Fernsehen Schweighöfer als Actionheld wider Willen

Matthias Schweighöfer polarisiert - auch mit seiner Serie „You are Wanted“.
Matthias Schweighöfer polarisiert - auch mit seiner Serie „You are Wanted“. © Foto: dpa
Berlin / Cornelia Wystrichowski 17.05.2018
Matthias Schweighöfer ist auch in der zweiten Staffel von „You Are Wanted“ auf der Flucht: Actionheld wider Willen.

An Matthias Schweighöfer scheiden sich die Geister – die einen lieben den Kinostar, die anderen verdrehen genervt die Augen. Auch seine Spionageserie „You Are Wanted“ hat polarisiert: Über 2000 Zuschauer bewerteten die erste Staffel bei Amazon Prime zwar mit fünf Sternen, doch rund 1200 senkten den Daumen. Von Freitag an ist bei dem Streamingdienst die zweite Staffel mit sechs Folgen zu sehen.
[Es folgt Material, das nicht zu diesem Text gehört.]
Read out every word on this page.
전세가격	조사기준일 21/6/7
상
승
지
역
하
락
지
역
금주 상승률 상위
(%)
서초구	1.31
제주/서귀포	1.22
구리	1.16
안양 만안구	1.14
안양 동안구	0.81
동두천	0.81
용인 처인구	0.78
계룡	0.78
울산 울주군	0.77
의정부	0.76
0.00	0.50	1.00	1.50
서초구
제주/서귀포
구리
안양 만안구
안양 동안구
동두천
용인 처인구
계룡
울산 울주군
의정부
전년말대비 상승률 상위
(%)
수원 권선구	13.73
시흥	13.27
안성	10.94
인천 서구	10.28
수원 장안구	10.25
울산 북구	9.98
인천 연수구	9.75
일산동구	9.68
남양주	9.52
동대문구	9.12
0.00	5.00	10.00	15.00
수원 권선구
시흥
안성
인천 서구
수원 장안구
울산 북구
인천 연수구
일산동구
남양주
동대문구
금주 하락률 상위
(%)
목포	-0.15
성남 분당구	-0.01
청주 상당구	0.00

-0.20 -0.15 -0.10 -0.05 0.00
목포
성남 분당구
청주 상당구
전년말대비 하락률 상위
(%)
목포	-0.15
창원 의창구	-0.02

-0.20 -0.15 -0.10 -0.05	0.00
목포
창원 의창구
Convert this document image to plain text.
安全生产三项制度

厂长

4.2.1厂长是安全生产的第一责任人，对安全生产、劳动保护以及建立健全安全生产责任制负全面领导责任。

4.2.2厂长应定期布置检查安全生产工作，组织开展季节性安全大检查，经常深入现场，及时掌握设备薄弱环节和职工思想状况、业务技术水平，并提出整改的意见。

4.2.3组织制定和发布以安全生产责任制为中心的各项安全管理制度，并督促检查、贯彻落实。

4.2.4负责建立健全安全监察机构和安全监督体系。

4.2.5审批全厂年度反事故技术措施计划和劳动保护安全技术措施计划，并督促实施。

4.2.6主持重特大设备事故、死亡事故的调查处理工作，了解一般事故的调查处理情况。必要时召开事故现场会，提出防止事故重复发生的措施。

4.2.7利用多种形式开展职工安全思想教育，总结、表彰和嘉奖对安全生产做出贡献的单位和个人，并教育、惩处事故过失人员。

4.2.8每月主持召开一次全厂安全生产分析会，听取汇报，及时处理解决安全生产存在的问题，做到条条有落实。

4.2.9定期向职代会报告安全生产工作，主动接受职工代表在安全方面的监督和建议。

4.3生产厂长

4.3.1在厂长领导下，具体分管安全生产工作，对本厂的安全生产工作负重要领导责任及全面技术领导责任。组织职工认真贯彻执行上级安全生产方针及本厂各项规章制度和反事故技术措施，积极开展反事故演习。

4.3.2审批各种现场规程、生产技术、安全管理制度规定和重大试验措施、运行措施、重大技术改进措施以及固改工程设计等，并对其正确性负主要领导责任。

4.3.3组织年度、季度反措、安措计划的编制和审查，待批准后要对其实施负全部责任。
Die Handlung dürfte bei vielen einen Déjà-vu-Effekt auslösen: Schweighöfer ist wieder als Hotelmanager Lukas Franke auf der Flucht vor skrupellosen Kriminellen und finsteren Agenten, auch diesmal gerät dabei sein kleiner Sohn in Gefahr.

Entführt und gefoltert

In der ersten Staffel wurde die digitale Existenz des Familienvaters gehackt, seine Daten wurden manipuliert: Als vermeintlicher Mörder mutierte der Normalo von nebenan zum Actionheld wider Willen. Am Ende einer Hetzjagd brachte Franke das gefährliche Spionageprogramm „Burning Man“ an sich und war mit diesem Druckmittel vorerst gerettet.

Zu Beginn der zweiten Staffel wird Franke entführt und gefoltert, er verliert sein Gedächtnis, zu allem Überfluss verschwindet auch noch das Laptop mit dem Zugang zu „Burning Man“. Die Geheimdienste NSA und BND nehmen Franke in die Zange.

Wie schon die ersten Folgen, sind auch die neuen nicht rundum gelungen: Zu vieles wirkt kulissenhaft und gewollt, trotz aktueller Themen wie Datenschutz und Machtmissbrauch der Geheimdienste gewinnt die Serie kaum politische Relevanz.

Matthias Schweighöfer sagt, dass man diesmal einiges anders gemacht habe: weniger Klischees, mehr Stunts, der Look internationaler. Letzteres ergibt Sinn, schielt Amazon mit der Serie doch auf den internationalen Markt. 22 Prozent aller Zuschauer der ersten Staffel seien aus den USA, meldet das Unternehmen.

Bis heute hat Amazon zwar nicht verraten, wie viele Zuschauer die erste Staffel hatte, man gibt sich aber mehr als zufrieden: „You Are Wanted“ sei „die erfolgreichste Serie aller Zeiten bei Prime Video in Deutschland und Österreich“. Nicht zuletzt dürfte sich der Video-on-Demand-Anbieter über die enorme Werbewirkung seiner erste deutschen Serienproduktion gefreut haben: Der Start des Schweighöfer-Projekts war ein Medien-Großereignis, das dem Streamingdienst die dringend benötigte Aufmerksamkeit verschaffte.

Mittlerweile läuft die Produktion deutscher Serien bei einschlägigen Anbietern auf Hochtouren: Amazon bereitet gerade die Serie „Beat“ über die Berliner Clubszene vor, Netflix zeigt Ende des Jahres „Dogs of Berlin“ mit Farih Yardim, bei Sky steht die Serie „Das Boot“ in den Startlöchern – rosige Zeiten für Serienfans.